There has been a big rise  in the number of businesses registering for customs numbers to allow them to continue trading with the United Kingdom after it leaves the European Union. Photograph: Charles McQuillan/Getty Images.

There has been a big rise in the number of businesses registering for customs numbers to allow them to continue trading with the United Kingdom after it leaves the European Union. Photograph: Charles McQuillan/Getty Images.

 

There has been a surge in the number of businesses registering for customs numbers to allow them to continue trading with the United Kingdom after it leaves the European Union.

Figures from the Revenue Commissioners show the number of companies registering for Economic Operators Registration and Identification (EORI) numbers increased from 200 in September to 301 in October to 436 in November before falling to 302 in December.

The number of new customs registration numbers issued last year was 2,917, up 12 per cent on 2017.

There had been 258 registrations between the start of this month and Tuesday.

‘Customs obligations’

A Revenue spokesman said it has been actively engaging with Government departments, trade representative bodies and individual traders “to ensure they are aware of their customs obligations in order to ensure that the majority of goods continue to move freely through our ports and airports post-Brexit”.

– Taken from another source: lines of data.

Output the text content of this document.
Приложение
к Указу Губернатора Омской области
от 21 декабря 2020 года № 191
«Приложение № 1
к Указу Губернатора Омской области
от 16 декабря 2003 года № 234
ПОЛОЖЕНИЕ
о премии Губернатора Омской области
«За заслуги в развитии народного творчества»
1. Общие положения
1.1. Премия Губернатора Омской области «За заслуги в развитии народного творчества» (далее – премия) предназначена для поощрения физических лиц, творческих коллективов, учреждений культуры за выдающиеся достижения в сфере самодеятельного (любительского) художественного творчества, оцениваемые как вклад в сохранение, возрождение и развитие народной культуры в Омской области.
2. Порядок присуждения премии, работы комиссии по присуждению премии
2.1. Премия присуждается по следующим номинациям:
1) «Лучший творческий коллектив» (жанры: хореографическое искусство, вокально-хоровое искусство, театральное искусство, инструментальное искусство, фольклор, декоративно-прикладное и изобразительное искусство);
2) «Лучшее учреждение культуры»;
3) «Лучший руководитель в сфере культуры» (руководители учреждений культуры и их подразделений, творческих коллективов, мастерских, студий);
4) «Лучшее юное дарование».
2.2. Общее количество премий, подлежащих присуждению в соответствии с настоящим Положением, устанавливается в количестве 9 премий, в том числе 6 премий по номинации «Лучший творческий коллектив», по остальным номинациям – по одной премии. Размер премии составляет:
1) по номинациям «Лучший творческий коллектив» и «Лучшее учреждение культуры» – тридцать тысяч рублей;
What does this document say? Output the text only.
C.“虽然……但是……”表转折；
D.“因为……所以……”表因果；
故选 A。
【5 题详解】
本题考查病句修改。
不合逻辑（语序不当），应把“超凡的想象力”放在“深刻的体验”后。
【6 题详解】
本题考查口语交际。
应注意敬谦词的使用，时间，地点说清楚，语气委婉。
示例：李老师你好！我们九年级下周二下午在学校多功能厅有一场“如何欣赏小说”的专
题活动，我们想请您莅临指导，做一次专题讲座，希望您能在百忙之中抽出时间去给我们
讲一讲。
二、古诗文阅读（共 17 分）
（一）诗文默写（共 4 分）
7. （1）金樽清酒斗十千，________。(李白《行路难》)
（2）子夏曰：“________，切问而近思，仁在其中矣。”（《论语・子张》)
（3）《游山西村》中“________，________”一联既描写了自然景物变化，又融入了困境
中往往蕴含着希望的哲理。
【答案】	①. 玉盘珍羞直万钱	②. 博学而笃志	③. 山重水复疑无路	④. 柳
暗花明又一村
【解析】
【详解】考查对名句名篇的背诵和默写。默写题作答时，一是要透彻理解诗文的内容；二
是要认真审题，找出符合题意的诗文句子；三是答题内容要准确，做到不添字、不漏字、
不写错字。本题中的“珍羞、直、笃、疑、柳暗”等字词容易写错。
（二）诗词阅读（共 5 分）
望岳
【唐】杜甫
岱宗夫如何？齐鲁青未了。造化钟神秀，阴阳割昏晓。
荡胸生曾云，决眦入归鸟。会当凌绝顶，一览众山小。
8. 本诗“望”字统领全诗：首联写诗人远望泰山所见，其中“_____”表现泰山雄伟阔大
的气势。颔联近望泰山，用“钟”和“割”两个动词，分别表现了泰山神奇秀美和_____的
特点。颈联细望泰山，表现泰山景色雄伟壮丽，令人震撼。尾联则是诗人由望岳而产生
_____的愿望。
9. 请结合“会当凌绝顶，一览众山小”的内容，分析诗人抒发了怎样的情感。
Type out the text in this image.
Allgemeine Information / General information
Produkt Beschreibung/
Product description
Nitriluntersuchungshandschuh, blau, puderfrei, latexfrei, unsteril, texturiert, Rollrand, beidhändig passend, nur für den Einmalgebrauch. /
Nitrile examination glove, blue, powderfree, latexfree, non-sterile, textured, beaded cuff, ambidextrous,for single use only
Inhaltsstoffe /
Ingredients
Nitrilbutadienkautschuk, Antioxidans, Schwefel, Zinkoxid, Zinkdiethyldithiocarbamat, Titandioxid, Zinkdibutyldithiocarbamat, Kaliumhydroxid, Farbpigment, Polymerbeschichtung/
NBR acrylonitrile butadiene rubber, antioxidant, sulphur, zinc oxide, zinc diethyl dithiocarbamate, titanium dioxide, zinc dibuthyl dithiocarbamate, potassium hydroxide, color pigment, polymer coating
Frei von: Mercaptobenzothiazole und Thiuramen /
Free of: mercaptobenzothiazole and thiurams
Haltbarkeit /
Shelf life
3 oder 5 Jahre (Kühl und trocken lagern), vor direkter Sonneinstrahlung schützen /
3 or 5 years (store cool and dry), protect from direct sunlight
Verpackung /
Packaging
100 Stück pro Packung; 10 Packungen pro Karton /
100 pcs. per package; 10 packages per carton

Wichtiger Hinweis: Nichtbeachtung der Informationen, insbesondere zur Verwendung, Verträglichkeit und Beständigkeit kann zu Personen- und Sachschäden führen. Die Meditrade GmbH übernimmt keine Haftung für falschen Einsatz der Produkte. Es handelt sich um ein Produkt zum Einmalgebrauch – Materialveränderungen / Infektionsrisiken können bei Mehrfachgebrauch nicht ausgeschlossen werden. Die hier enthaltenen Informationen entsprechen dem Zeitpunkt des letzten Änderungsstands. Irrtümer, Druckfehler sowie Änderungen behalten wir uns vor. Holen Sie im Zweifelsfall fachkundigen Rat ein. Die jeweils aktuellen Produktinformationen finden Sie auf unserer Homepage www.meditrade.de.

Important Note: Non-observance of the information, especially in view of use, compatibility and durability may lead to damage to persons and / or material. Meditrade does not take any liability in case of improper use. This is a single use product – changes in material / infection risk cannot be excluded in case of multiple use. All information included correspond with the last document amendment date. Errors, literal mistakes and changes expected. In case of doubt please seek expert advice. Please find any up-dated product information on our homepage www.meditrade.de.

Revenue figures show a near five-fold increase last year in the number of companies applying for a trusted trade status known as Authorised Economic Operator. This allows companies to fast-track the import and export of goods and avoid costly delays at ports and airports.

A total of 76 applications for this status were received last year, though it was only granted in 21 cases. There have already been 10 applications for AEO status this year, almost the same number as for the whole of 2016.

It takes on average four to six months to secure AEO status.

Carol Lynch, a partner in charge of customs and trade at consultants BDO, expects “a huge increase” in EORI registrations given that there are 100,000 businesses intermittently trading with the UK.

“Getting an EORI is relatively quick so this should be done as soon as possible if you want to continue to import and export to and from the UK,”she said.

Revenue Commissioners chairman Niall Cody will tell the Oireachtas finance committee today that it was stepping up its recruitment and training for a possible no-deal Brexit. It plans to have more than 400 additional staff in place by the end of March, almost 50 per cent more than planned by that date in November.

Mr Cody says the Revenue will have its full 600-strong complement of additional staff to be hired to deal with Brexit in place by the end of this year, meeting that target 12 months earlier than planned.